Шрифт:
Не замполиты горшки обжигают.
Переписать текст на бумагу из штаба я попросил отца, поскольку у его почерка более офицерский вид.
Он написал мне мою характеристику, но чуть замялся, когда дошло до подписи:
– А если поймают?
Я заверил, что комбат и сам не распознаёт своей подписи по причине хронически прохудившейся памяти.
Долг платежом красен и, за доблестный труд в то лето, мой отец поставил вполне полковничью подпись рядом с печатью в/ч 41769.
Поступать я отправился не в Киев, а, по совету матери, в нежинский пединститут на факультет английского языка.
До Нежина всего два часа электричкой, а педагогичность заведения меня не слишком отпугивала, главное – я смогу читать на английском.
На время вступительных экзаменов мне, как абитуриенту, выделили место в общежитии на главной площади города, с видом на белую статую Ленина и здание горком+райком партии у него за спиной.
От площади до института одна остановка автобусом, но пешком быстрее.
Английский факультет располагался на третьем этаже Старого корпуса, построенного ещё во времена декабристов графом Разумовским и уже тогда ставшего учебным заведением, в котором учился Гоголь. За это заведению навеки присвоили имя Н. В. Гоголя.
Мне понравилась короткая аллея мощных берёз перед высоким крыльцом Старого корпуса, и большие белые колонны несущие его фронтон, гулкие широкие коридоры с паркетом и высокие аудитории. Понравился и декан факультета – Антонюк.
Наверное, за то, что он не стал особо придираться к моим хромым познаниям.
Вряд ли бы это сошло мне с рук, знай он, что деда моего звали Иосифом, а тестя Абрамом.
Декан Антонюк являл собой тип воинствующего антисемита.
В расписании занятий всех четырёх курсов факультета и висевшей рядом с ним факультетской стенгазете, Антонюк украдкой, тёмными вечерами перечёркивал яростным карандашом фамилии преподавателей еврейской национальности.
Типа, юный подпольщик в борьбе gegen Anzeigen оккупационных властей третьего рейха.
Но Александр Близнюк, один из преподавателей-евреев, недремный, как гестапо, выследил Антонюка и поймал с поличным, за что тот и лишился должности.
Однако, это случилось позднее.
На вступительных экзаменах сочинение по русскому я написал на твёрдую четвёрку.
В сущности, оно являлось недоказуемым плагиатом – изложением той памятной отповеди, что накатала мне красными чернилами учительница языка и литературы конотопской средней школы номер тринадцать, Зоя Ильинична.
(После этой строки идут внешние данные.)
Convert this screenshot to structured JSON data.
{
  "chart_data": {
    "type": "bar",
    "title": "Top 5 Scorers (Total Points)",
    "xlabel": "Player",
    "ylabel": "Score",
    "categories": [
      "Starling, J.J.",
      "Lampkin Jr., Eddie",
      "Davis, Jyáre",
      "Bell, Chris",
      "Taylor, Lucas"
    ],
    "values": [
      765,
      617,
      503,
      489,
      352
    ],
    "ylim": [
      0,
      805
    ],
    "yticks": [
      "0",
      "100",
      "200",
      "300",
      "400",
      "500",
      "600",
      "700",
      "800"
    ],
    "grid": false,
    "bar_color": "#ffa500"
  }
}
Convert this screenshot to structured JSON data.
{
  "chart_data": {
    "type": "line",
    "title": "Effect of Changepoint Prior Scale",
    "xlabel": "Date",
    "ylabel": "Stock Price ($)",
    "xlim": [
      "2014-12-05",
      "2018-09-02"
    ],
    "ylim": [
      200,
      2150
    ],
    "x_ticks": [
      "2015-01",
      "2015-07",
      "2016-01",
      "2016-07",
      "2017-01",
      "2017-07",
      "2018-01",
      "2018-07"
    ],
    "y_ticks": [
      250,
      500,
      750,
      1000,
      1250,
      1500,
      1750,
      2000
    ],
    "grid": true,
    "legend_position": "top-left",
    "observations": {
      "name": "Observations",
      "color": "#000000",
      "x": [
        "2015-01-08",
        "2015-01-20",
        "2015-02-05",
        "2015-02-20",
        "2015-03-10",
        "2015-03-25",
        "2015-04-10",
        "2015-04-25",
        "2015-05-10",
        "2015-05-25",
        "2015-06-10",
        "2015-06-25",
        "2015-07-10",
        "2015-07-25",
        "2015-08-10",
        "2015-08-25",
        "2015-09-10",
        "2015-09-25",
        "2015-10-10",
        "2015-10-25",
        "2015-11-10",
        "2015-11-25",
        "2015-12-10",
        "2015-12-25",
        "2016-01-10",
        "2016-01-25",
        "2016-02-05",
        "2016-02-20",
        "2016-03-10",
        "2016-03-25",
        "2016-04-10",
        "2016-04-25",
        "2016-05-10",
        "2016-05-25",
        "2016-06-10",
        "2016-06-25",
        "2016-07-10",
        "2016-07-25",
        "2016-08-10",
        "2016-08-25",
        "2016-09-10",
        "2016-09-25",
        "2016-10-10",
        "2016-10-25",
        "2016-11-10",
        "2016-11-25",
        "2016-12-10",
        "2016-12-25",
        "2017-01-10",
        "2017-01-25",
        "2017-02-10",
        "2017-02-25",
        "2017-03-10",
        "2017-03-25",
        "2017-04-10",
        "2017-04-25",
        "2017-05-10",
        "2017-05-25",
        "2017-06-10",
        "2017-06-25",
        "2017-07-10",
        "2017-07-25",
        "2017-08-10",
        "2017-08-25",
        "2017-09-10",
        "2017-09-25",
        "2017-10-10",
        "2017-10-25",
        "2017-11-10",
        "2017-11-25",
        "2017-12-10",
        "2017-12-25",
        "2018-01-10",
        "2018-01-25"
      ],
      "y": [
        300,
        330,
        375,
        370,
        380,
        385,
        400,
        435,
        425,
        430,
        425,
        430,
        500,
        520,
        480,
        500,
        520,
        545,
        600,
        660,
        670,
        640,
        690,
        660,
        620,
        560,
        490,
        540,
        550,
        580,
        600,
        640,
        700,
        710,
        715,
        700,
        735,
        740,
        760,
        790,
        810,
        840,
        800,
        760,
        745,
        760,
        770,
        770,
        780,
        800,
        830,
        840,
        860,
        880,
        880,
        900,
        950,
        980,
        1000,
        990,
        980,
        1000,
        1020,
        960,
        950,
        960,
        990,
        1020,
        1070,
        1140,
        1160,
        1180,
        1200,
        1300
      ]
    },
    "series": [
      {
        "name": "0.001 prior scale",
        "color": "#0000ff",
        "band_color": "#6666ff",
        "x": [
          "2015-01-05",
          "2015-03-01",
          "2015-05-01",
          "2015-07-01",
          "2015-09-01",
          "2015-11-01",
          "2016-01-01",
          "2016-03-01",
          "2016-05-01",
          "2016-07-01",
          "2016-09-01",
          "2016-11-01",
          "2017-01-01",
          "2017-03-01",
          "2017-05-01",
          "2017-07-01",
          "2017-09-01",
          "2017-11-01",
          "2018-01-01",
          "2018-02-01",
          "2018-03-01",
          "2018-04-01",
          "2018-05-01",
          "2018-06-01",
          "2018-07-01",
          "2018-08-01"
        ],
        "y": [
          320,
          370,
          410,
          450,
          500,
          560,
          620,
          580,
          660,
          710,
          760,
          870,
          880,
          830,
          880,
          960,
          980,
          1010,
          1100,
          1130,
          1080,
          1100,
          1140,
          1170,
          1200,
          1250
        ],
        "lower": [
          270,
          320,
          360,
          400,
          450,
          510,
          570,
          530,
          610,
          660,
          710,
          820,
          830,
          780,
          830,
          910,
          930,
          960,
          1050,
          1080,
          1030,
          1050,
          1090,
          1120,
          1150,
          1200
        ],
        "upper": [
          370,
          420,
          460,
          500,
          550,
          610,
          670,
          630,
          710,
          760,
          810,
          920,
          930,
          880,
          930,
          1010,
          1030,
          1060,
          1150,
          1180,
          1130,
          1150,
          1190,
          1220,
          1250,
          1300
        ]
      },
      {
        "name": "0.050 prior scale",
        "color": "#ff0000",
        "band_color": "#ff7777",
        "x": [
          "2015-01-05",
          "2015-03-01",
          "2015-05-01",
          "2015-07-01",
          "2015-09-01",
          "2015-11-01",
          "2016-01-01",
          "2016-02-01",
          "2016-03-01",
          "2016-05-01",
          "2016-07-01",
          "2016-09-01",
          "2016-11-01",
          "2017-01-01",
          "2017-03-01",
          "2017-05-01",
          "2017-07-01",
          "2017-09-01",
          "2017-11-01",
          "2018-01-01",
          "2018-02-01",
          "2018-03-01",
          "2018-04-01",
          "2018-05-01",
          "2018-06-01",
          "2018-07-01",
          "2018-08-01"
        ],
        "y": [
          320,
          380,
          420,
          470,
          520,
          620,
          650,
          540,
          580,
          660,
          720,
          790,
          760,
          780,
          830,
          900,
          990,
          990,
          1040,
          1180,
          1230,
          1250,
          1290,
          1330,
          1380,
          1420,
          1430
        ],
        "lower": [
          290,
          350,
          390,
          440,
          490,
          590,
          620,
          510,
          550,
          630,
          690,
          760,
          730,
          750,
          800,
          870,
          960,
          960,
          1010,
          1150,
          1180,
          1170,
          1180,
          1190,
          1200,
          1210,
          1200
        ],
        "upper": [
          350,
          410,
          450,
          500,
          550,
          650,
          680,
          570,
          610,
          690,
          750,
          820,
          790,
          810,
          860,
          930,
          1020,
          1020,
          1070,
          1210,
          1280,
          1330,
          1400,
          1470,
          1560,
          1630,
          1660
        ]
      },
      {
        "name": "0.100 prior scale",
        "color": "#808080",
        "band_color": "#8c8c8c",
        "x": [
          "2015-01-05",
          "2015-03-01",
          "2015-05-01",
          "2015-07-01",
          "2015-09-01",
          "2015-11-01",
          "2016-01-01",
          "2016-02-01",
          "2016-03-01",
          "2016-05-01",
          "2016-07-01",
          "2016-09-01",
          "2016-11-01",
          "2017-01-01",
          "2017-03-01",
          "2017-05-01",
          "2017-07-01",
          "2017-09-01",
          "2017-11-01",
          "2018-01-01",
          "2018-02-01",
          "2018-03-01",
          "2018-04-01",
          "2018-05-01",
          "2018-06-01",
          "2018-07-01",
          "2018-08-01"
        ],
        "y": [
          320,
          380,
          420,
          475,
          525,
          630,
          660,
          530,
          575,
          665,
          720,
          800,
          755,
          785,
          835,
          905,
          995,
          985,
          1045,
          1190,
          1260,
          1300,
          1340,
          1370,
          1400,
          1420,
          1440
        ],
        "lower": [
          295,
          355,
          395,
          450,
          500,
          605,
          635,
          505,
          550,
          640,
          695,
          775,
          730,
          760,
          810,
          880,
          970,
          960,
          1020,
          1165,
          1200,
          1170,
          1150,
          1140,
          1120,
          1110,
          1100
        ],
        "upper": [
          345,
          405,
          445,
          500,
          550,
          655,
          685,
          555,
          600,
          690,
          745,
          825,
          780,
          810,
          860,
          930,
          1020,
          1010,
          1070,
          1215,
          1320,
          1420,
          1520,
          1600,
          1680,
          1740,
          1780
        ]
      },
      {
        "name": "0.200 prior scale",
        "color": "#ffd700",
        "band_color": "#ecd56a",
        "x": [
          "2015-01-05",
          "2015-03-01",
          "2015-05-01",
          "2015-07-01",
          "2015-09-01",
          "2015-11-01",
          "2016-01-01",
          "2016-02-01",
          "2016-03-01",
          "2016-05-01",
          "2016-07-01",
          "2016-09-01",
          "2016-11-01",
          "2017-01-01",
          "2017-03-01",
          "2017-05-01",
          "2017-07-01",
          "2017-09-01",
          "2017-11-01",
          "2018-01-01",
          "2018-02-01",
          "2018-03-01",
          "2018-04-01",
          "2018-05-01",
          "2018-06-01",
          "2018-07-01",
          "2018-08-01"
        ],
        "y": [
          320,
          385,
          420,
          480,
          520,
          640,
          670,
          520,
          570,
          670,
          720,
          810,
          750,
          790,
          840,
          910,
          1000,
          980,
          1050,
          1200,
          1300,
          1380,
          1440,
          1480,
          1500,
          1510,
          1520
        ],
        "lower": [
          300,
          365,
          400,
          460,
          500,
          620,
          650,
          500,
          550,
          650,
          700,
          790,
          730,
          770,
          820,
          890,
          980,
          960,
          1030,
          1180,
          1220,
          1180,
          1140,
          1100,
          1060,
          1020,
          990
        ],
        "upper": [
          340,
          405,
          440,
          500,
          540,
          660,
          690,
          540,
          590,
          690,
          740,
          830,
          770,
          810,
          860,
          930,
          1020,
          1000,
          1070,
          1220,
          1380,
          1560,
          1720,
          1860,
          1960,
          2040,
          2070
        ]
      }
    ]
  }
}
А на устном экзамене мне и вовсе повезло – попался билет с образом князя Андрея из романа «Война и мир».
Правда, экзаменатор попытался посадить меня дополнительным вопросом:
– Расскажите какое-нибудь стихотворение советского поэта, любого.
Вопрос, как говорится, ниже пояса, но я вовремя вспомнил, что Есенин тоже какое-то время жил при Советской власти и завёлся читать с ресторанным подвывом:
Клён ты мой опавший,
Клён заледенелый…
На втором куплете он сдался и я получил проходной балл.
В промежутке между экзаменами я купил пару воздушных шаров для Леночки.
В торговой сети Конотопа они появлялись редко, а мне не нравилось, что помимо пары кукол её любимой игрушкой оставался чемодан, который она вытаскивала из спальни на середину кухни и объявляла:
– Плачь, баба! Дед, плачь! Лена на БАМ едет!
В ту пору в программе теленовостей «Время» каждый вечер и уже который год показывали трудовые успехи на прокладке железнодорожного пути Байкало-Амурской магистрали.
Приезжай ко мне на БАМ,
Я тебе на рельсах дам…
Мне не нравилось, что ребёнок растёт чересчур заполитизированным, и вспоминалось как на Объекте мы любили играть воздушными шариками.
И вот, валяясь вечером на койке в общежитии, я курил, а дым папиросы уплывал к потолку и, от нечего делать, натолкнул меня на мысль о проведении эксперимента по физике.
Своим поведением этот дым ещё раз доказывает, что он легче воздуха, следовательно, наполненный им воздушный шарик должен взлететь. Остаётся только решить техническую проблему – как засунуть в шарик дым?